Principle # 3: Changes are made with pure functions
The main idea: for specification of state tree transformation pure reducers are used.
The workflow of pure reducers is simple as that: they combine the previous state with an action and return a new updated state back to the user. Because reducers are just functions, you can easily manage them: pass additional data, control the order of their usage and so on.
🤔 Why Use Redux in Your App?
The Redux architecture allows solving many different development issues.
For example, an application state is usually spread out through the whole codebase. And that can be a great problem since over time we no longer understand what happens and why, how and when states are changed. Therefore, it’s difficult to add new features or reproduce bugs. However, Redux brings the state into a more streamlined form and makes it behavior more predictable.
Another issue is cascade updates that complicate the structure of apps and slow them down. Yet, do you remember the “single source of truth” principle? So this single store manages data flow to all other views. As a result, the hierarchy inside the app becomes more horizontal (we have one center that sends data to all other objects).

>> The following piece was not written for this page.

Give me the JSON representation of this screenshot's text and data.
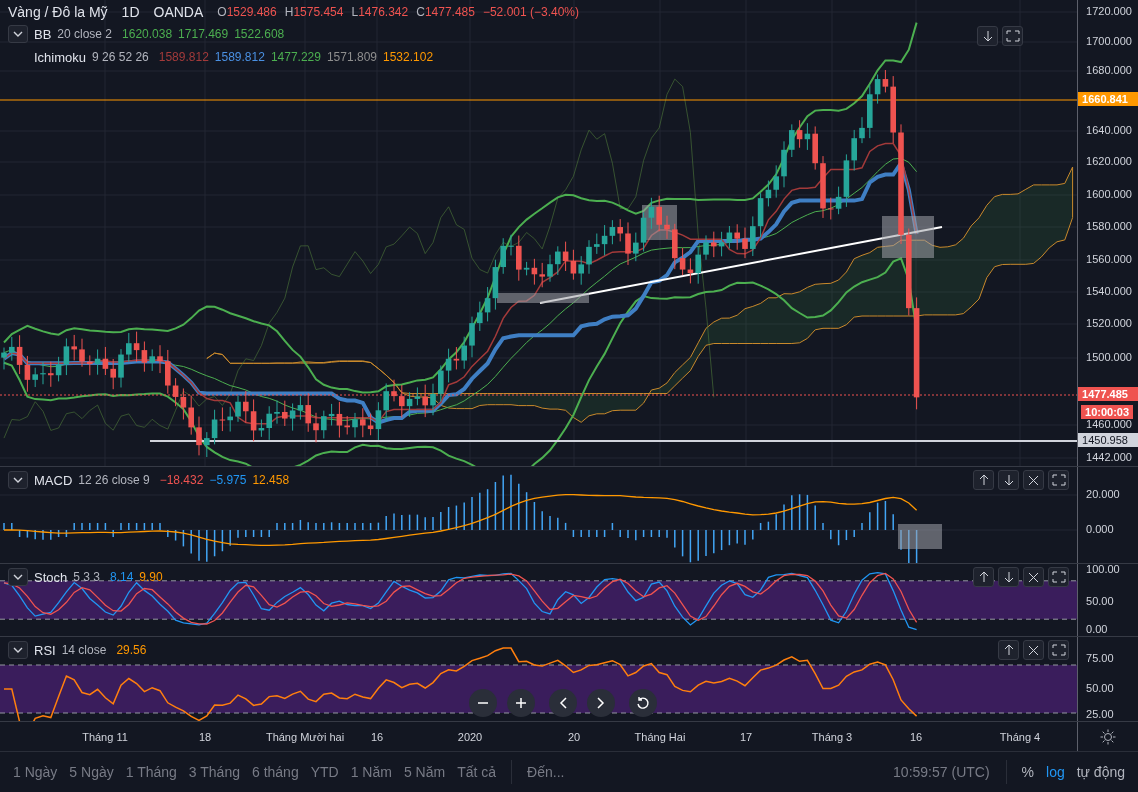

Predictable state mutations are the additional advantage of using Redux. Since all the updates are done one by one in a strict order, you always can foretell what state you’re going to receive in the end.
To sum up, the Redux architecture isn’t typical for the mobile world but it has enough advantages to make your app development easier and smoother. With its help you’ll be able to work with branched and complex systems in a simplified way. Let’s briefly remember main advantages and disadvantages of Redux:
- Improved Safety (no mutations together with asynchronicity).
- Good Testability.
- Consistent development flow (State - Actions - Reducer - View).
- State isn’t spread out.
- Common architecture across platforms.
- It takes some time to learn.
- You’ll have to write more code than usual.